Apart from the releases of the first publicly available reasoning models (OpenAI's o1, Google's Gemini 2.0 Flash, and now also o3 which will be released to public in 2025), most model providers have been focussing on what on the surface looked like incremental improvements to their existing models. In that sense, for the most of it, 2024 has been a year of consolidation - many models have essentially caught up with what used to be the go-to model at the beginning of the year, GPT4.

But that masks the progress that's actually been made to the "work horse" models like GPT-4o, Sonnet 3.5, Llama 3 etc. (i.e. everything that's not a reasoning model), which are most commonly used in AI applications. The big labs have continued to ship new versions of these models that pushed SOTA performance across the board, and which came with huge improvements on tasks like coding and solving math problems.

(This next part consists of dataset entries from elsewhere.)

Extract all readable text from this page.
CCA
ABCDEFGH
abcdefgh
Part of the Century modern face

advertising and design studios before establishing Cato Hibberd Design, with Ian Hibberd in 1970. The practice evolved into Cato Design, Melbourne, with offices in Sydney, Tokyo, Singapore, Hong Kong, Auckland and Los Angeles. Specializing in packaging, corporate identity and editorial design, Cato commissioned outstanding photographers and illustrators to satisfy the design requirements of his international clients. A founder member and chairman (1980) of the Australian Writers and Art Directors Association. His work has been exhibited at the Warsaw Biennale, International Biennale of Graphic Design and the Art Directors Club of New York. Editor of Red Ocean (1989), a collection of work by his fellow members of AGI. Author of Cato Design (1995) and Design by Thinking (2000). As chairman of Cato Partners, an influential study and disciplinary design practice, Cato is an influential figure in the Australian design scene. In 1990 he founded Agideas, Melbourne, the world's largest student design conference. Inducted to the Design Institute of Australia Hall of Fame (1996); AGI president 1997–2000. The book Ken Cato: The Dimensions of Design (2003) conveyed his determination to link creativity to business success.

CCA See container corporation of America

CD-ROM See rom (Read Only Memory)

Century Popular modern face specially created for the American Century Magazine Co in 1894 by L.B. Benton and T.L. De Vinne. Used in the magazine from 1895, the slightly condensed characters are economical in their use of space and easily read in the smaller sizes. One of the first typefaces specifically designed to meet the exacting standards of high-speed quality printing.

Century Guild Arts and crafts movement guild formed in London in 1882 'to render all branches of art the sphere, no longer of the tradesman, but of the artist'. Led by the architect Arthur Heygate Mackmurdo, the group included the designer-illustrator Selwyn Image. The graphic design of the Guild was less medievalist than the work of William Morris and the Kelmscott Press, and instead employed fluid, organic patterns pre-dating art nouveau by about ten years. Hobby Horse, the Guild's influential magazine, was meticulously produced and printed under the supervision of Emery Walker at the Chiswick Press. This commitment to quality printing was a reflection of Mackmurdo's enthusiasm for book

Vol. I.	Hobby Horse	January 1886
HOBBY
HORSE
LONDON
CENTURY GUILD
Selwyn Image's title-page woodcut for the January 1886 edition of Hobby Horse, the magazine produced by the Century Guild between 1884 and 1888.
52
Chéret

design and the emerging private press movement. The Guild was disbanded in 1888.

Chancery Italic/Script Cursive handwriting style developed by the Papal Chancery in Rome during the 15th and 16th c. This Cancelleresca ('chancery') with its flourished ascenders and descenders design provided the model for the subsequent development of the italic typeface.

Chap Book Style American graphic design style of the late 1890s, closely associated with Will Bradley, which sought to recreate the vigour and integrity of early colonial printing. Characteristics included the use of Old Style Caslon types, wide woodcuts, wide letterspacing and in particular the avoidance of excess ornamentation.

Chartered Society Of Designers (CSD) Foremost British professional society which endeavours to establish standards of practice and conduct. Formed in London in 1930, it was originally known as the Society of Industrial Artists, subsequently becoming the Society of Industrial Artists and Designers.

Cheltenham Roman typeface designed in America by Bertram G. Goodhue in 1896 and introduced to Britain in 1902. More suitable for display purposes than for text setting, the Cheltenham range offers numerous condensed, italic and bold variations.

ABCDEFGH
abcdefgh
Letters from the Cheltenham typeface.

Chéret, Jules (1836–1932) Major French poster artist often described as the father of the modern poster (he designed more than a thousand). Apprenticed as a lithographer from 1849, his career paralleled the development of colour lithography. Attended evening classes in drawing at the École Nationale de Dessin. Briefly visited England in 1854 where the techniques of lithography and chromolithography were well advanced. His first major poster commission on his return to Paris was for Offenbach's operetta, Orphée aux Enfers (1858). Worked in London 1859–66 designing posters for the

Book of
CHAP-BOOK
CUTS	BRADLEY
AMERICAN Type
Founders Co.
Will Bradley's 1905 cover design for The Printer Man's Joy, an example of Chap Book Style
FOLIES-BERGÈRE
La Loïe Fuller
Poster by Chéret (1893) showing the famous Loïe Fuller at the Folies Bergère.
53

One cannot but notice that 2024 has been the year in which improvements in model performance were primarily driven by [post-training](https://www.jonvet.com/blog/llm-synthetic-data) and [scaling test-time compute](https://www.jonvet.com/blog/llm-test-time-compute). In terms of pretraining there hasn't been as much news. This has led to some speculation that the (pre-training) scaling laws are breaking down, and that we are reaching the limits of what is possible with current models, data and compute.